Très vite, la terrasse donnant sur la baie, le ponton, la plage et son unique banc (le regard embrassait l’ensemble, et bien au-delà, d’autres îles) devînt notre séjour favori. Par contre, un temps d’adaptation fut nécessaire pour apprendre où poser les collets (l’île était généreuse en lapins, chats sauvages et autres animaux qui, bien cuisinés avec une sauce adéquate, permettaient d’en oublier la nature animale), comment poser les paniers pour attirer les écrevisses et les hameçons en file indienne pour les anguilles. Les poules des autres indigènes nidifiaient à la sauvette offrant leurs œufs au hasard, et les dix vaches du chef du village produisaient la viande et les laitages (il faisait venir le foin et les céréales par un caboteur qui liaisonnait les îles une fois par mois, apportant le courrier, l’electro-ménager sommaire (les réfrigérateurs notamment, qui claquaient très vite des dents et qu’il fallait changer souvent), des réserves plus conséquentes d’essence, de l’ameublement, de l’eau gazeuse pour le gin fizz et autres gâteries (dont le célèbre pastis des îles Amélie).

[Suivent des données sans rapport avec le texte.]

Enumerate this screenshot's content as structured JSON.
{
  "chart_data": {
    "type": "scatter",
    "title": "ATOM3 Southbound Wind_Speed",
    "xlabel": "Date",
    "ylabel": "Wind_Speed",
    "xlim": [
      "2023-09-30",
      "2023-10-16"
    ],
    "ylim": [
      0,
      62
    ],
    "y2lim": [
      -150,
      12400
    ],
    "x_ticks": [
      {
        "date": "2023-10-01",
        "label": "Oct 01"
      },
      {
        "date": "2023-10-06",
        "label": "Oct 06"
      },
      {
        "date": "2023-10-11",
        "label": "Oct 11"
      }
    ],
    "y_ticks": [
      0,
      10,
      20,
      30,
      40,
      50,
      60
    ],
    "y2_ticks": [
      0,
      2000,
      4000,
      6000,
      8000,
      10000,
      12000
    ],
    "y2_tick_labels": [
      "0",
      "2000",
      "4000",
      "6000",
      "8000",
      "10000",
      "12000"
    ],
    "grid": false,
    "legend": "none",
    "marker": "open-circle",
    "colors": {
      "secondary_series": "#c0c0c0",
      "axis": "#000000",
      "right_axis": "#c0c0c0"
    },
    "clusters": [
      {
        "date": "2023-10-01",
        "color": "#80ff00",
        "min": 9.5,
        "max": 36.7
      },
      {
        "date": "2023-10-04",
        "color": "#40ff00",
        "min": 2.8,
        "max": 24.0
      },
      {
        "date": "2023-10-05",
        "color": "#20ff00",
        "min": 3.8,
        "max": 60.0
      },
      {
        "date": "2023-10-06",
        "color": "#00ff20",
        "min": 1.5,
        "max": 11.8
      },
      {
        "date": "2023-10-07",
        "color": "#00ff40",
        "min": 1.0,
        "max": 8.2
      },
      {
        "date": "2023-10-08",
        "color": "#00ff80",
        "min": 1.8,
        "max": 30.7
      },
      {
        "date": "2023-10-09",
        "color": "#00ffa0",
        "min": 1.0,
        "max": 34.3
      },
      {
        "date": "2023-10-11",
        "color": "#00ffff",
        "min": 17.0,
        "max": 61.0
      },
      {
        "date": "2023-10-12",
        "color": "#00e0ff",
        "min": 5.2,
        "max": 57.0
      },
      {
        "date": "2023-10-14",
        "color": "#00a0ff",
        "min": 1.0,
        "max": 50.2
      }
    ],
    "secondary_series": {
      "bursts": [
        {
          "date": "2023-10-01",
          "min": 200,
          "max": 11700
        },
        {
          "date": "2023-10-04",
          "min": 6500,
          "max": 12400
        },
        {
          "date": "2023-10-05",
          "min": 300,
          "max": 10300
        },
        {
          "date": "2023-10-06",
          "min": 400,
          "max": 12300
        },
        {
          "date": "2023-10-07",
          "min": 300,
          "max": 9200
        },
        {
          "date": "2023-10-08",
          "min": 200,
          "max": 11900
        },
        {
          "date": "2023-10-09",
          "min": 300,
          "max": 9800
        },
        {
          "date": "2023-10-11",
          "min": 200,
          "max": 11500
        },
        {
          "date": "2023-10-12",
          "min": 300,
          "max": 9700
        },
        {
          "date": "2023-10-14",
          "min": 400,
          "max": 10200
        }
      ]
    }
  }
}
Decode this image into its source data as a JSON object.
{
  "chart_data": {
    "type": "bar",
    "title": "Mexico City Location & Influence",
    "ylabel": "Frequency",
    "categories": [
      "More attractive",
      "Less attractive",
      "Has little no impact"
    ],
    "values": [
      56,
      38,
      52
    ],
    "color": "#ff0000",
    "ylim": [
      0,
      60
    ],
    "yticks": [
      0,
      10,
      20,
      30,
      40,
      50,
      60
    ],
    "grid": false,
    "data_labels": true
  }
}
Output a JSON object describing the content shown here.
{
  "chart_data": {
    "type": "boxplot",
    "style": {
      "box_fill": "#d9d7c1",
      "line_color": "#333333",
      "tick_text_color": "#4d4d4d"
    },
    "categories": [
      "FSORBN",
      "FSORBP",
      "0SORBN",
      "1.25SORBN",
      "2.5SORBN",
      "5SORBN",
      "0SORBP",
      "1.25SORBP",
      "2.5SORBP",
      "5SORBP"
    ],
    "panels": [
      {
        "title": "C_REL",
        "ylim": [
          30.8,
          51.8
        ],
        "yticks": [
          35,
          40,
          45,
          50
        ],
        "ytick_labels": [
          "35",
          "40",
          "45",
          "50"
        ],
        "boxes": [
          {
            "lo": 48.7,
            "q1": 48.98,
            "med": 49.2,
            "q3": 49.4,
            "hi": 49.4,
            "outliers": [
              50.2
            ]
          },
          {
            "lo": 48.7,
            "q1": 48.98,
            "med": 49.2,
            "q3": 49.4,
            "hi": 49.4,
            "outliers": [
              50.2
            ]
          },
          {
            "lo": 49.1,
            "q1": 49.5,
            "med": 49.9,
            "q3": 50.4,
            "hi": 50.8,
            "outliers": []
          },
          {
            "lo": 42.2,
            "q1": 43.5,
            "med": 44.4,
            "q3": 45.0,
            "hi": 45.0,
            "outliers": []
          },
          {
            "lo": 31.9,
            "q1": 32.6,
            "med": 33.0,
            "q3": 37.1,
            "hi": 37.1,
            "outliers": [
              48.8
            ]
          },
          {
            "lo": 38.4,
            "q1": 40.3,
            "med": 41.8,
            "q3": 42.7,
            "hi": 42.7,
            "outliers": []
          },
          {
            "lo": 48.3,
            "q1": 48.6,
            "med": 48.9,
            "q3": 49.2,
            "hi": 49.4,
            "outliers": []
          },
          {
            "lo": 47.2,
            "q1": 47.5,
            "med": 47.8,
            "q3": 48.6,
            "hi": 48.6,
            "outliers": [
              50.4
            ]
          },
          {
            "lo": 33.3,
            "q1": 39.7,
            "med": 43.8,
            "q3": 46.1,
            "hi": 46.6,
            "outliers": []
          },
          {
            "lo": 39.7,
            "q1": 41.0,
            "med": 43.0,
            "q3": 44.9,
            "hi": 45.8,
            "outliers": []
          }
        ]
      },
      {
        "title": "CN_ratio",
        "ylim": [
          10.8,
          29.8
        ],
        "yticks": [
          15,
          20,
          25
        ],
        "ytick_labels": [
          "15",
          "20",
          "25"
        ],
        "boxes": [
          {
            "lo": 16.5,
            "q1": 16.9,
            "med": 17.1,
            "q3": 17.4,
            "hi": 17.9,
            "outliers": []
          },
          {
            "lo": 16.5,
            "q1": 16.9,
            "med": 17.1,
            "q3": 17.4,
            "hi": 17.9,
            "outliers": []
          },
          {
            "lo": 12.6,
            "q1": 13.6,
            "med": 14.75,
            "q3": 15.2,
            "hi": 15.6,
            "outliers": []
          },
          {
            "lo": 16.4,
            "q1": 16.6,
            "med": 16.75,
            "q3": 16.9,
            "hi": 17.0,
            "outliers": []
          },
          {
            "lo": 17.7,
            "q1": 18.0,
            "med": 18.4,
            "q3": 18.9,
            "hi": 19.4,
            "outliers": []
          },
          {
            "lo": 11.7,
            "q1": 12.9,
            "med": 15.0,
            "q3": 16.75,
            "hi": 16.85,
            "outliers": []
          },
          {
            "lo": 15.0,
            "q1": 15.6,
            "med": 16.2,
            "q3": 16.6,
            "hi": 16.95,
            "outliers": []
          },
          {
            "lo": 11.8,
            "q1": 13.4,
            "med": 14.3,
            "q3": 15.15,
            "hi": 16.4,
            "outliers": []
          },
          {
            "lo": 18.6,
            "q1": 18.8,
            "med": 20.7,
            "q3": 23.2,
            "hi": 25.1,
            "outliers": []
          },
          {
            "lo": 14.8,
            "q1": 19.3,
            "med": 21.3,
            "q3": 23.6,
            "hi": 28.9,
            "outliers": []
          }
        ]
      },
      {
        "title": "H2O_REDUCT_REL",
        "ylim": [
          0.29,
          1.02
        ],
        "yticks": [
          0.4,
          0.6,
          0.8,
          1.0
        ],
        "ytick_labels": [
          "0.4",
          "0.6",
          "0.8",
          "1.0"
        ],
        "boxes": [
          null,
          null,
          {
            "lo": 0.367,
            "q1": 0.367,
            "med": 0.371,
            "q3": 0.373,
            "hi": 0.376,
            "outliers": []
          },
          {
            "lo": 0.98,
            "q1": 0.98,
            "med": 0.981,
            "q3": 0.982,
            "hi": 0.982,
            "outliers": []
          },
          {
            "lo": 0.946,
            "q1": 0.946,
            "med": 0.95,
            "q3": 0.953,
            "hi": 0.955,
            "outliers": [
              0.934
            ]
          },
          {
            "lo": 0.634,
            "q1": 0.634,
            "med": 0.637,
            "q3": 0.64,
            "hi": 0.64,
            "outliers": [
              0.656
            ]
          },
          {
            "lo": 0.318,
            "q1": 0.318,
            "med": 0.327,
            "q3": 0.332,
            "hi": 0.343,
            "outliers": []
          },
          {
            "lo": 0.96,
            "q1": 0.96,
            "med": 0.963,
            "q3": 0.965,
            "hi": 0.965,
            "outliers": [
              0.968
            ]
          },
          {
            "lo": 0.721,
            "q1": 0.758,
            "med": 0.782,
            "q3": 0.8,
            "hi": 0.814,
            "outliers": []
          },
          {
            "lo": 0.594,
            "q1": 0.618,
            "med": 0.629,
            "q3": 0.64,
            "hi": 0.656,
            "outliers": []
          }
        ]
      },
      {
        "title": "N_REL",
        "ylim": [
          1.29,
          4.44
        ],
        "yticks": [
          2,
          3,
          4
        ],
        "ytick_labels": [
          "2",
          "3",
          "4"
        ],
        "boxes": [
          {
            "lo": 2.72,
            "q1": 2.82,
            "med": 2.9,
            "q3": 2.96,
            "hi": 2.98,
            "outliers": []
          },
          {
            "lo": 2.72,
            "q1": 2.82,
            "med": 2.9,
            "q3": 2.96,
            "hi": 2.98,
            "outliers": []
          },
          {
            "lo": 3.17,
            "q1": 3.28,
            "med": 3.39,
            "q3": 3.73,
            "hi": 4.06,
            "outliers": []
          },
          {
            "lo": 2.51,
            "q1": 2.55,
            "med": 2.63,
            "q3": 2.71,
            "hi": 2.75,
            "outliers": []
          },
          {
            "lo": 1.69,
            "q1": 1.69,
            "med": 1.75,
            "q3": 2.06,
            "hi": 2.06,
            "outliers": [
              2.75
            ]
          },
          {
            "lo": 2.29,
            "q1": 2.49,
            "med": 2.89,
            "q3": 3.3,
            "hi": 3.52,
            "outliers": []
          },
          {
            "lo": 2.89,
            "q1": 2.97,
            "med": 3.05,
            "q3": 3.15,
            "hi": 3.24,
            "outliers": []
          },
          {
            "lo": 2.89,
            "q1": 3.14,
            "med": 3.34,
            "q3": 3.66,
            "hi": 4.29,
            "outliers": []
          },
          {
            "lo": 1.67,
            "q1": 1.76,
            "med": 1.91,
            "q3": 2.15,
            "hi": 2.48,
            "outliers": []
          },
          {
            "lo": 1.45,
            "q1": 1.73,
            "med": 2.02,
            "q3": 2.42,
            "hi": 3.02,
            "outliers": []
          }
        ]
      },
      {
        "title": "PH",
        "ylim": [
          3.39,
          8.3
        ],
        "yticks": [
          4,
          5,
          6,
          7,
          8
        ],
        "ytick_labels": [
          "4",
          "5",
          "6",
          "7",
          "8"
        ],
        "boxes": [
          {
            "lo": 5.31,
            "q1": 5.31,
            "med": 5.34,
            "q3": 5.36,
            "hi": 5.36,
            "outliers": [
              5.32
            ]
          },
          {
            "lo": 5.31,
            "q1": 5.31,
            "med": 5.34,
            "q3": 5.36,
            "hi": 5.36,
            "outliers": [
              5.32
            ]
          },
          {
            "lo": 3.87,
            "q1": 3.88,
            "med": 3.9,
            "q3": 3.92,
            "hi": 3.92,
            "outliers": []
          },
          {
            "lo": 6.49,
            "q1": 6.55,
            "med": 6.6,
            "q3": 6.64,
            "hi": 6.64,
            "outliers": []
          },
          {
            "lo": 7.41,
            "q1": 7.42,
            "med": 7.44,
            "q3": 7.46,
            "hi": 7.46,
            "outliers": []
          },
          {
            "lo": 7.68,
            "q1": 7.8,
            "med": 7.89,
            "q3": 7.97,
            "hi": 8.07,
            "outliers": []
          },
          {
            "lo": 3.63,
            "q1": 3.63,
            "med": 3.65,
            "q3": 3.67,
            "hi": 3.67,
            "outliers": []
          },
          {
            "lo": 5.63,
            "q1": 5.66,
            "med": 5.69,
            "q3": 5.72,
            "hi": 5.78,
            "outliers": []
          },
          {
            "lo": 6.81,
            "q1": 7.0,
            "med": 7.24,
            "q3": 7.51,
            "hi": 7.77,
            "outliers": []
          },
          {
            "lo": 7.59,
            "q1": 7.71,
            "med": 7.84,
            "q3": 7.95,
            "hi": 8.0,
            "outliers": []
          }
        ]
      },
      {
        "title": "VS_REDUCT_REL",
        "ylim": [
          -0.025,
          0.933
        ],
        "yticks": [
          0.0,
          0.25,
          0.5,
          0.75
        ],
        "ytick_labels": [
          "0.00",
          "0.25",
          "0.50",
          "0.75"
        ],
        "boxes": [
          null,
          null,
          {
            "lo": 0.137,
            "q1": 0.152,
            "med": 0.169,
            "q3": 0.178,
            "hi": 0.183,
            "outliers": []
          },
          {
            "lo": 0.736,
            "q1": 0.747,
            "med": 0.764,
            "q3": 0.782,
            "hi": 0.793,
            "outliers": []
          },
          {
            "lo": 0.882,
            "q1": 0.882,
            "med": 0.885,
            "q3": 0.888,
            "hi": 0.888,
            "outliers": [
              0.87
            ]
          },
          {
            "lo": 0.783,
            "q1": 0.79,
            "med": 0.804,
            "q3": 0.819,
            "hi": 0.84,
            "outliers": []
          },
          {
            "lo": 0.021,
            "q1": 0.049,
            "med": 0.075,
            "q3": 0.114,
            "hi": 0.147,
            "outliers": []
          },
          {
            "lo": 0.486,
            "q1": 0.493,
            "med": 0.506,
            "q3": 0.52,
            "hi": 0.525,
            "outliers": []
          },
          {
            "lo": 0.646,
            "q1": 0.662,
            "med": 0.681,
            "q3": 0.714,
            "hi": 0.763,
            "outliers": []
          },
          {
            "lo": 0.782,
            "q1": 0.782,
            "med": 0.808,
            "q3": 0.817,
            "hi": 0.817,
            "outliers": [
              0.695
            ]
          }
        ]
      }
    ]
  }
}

En général, le pilote débarquait accompagné d’un docteur et, plus rarement, d’un inspecteur d’Académie venu tester ses palmes. Jamais cependant ne l’accompagnait une belle femme cosmétiquée venue de la capitale, (mais personne ne lui reprochait car son homosexualité était connue de tous), ni aucun toutou tondu avec son petit collier incrusté de diamants. Il faut admettre que cet endroit perdu ne ressemblait en rien aux îles Caïmans où les vieilles richissimes mangent kangourous et écureuils en versant des larmes de crocodile. Ici, l’ennui n’avait pas de résidence secondaire.

Nous prîmes ainsi le rythme des saisons, jusqu’à ce jour où le balai pont et l’astiquage de la baie vitrée vinrent clore brusquement notre aimable situation. Le couperet tomba sous la forme d’un courrier austral: le propriétaire désirait prêter sa maison à des amis et nous demandait de dégager le plus rapidement possible. Demandait, ou plutôt nous intimait l’ordre. Son élevage de kangourous avait tellement prospéré qu’en échange d’une hacienda (vingt mille hectares environ) dans les plaines du pays où il avait émigré il proposait à ses amis de leur offrir l’île entière, si leur séjour ici-même faisait naître en eux l’envie (oh, mon cher, cet endroit est un vrai paradis) d’un vaste espace naturel où l’on peut organiser de grandes fêtes et se pointer en hélico ou en yacht, bien à l’abri des vicissitudes du monde réel, tout en fructifiant ses avoirs par le servage des autochtones (ce dont il nous excluait forcément, sachant d’où nous venions) et en déléguant aux majordomes les affaires courantes.

Ainsi ce matin-là, à dix heures, quand le navire répandit sa marée de mollusques bigarrés tirant leurs valises à roulettes, que de la soute surgirent les quads et que le bruit des conversations ineptes fit trembloter la table du salon, la maison était propre, rangée et vide. Nous y avions laissé l’absence.